Many of you guys here work for small RE investment firms. How do you guys have your legal structure setup for acquisitions and even development?

6 Comments
 

The short answer, based on my clients is entities within entities. ABC LLC takes title. XYZ LLC and 123 LLC take shares to the owning entity of ABC LLC split however appropriate.

I owned my office building for about 2 years (2004-2006). Title was in a personal trust and my business, a brokerage that's incorporated paid the lease. Personally I took the depreciation deductions and so on.

Usually there will always be a separate entity for the management. At least with my clients that manage their own.

 

The problem you'll run into potentially here is getting someone to loan an LLC any money. I have a few quad residential units, and I can't get a bank to do shit with an LLC. Even if I could, they'd still have me "co-sign" my own loan.
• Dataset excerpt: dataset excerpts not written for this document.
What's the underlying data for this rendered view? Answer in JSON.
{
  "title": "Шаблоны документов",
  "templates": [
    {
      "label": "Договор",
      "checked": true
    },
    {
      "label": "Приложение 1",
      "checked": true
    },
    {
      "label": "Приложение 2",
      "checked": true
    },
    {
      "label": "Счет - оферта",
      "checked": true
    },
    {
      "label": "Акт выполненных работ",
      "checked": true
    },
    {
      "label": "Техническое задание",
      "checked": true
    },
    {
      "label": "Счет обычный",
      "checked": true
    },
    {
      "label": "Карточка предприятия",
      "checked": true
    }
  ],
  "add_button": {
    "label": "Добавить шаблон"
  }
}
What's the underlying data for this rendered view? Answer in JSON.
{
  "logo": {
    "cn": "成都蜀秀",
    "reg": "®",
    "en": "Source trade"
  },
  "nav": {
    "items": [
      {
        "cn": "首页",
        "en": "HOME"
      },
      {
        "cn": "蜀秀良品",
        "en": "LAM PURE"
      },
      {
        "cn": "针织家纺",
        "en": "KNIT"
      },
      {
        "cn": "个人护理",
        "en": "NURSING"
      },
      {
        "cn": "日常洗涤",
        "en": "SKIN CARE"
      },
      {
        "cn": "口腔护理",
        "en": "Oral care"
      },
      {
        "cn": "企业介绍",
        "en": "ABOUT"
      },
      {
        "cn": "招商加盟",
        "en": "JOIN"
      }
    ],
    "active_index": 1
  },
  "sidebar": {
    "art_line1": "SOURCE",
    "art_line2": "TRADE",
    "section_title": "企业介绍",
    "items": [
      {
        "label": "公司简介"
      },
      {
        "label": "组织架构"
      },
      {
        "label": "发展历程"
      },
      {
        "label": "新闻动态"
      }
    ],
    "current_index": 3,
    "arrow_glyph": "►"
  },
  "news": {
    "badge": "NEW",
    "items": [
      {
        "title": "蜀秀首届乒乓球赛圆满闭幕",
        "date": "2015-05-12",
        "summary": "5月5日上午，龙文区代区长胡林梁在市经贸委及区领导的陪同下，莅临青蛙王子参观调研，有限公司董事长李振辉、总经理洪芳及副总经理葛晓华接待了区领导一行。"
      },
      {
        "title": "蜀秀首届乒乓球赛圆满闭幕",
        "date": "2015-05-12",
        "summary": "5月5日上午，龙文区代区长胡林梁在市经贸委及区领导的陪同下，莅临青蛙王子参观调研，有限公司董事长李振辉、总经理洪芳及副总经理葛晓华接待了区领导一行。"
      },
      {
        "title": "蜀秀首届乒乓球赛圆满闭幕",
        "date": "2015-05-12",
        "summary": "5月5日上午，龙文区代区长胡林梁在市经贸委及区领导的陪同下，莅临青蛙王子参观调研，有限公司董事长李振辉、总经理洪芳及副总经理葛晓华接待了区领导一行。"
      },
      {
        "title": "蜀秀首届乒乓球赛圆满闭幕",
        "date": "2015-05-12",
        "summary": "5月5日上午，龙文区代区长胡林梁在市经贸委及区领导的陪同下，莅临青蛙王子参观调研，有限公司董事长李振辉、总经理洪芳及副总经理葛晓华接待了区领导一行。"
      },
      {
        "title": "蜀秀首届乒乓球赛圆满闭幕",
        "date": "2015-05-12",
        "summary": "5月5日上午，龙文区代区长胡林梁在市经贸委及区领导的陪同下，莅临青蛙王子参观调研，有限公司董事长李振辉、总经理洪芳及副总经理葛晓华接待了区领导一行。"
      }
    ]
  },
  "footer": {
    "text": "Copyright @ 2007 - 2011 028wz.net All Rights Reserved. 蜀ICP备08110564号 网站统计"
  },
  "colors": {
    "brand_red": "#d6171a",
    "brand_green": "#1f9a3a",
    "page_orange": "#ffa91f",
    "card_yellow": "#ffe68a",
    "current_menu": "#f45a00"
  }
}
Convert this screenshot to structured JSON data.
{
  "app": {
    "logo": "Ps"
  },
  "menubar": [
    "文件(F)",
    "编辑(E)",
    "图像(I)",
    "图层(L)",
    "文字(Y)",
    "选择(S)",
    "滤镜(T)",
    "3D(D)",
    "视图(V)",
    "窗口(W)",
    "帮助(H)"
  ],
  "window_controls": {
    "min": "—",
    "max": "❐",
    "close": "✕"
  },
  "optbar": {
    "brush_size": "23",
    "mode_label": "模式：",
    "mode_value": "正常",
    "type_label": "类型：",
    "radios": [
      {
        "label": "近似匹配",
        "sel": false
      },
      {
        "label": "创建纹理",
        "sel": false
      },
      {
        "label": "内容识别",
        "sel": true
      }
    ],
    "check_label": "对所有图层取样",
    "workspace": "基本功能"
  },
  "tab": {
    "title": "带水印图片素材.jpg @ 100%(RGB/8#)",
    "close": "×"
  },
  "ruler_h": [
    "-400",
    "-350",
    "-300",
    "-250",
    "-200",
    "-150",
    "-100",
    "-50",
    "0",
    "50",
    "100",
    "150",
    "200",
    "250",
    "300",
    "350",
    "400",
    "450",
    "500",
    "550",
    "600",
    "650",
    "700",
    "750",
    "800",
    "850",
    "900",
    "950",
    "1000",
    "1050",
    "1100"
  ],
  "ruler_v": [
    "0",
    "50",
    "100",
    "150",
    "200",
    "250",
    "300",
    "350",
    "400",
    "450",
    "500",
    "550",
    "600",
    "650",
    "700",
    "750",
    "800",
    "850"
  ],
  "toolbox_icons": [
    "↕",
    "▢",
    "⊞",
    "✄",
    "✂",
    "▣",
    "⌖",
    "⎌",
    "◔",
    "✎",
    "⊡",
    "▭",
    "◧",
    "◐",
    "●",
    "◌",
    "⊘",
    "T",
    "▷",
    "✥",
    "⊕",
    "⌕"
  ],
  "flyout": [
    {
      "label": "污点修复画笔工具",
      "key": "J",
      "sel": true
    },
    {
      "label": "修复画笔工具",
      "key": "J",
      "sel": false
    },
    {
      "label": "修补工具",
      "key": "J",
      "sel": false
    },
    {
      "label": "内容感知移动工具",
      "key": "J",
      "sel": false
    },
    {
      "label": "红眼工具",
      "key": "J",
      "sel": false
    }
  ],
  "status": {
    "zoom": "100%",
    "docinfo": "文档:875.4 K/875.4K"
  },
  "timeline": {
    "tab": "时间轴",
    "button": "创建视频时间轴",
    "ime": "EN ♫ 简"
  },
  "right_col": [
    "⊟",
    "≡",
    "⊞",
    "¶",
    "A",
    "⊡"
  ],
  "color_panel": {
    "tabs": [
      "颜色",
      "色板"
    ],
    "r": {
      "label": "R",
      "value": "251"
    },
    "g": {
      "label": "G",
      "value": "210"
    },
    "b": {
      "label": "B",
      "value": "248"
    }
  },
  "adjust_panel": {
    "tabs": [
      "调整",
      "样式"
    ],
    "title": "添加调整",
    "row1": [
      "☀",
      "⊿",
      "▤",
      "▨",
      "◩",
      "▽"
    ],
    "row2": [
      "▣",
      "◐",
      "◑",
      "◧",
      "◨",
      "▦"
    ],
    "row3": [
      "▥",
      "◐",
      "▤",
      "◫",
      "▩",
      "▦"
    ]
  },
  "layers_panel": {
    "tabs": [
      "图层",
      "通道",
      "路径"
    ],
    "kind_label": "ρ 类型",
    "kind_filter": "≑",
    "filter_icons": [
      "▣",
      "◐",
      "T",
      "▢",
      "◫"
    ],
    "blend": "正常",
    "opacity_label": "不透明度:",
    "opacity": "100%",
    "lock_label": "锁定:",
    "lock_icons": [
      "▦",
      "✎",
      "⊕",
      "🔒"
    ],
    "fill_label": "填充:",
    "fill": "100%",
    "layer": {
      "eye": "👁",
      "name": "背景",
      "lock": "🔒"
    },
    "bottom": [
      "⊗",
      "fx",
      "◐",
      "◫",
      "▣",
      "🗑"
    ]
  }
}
It's stupid, but if you want to leverage it that's just how it works. Now if I had a portfolio of 50 quads and was doing a loan through a Capital Markets Group or something, that might be different. But as a small operator it's very tough to use an LLC to protect yourself and get any ACTUAL benefit.

 

That's really interesting to see, thanks. Is that the kind of structure you've used for single acquisitions or for a fund that was raised? Would it not be overly complicated unless you're talking about 100+ unit sized acquisitions? The paperwork alone makes my head hurt. Or should Donny shut the fuck because he's out of his element.....

 
"thexaspect"

That's really interesting to see, thanks. Is that the kind of structure you've used for single acquisitions or for a fund that was raised? Would it not be overly complicated unless you're talking about 100+ unit sized acquisitions? The paperwork alone makes my head hurt. Or should Donny shut the fuck because he's out of his element.....

The SPE at the top is the LLC that will own the acquired asset. The rest of the table outlines the ownership (organizational) structure of the fund. In my understanding, this structure should be viable regardless of the asset type (disclaimer: I'm not a lawyer). Also, in my company's case, we self-manage so once we buy a deal the SPE enters into a management agreement with our company so that we can limit liability to the SPE.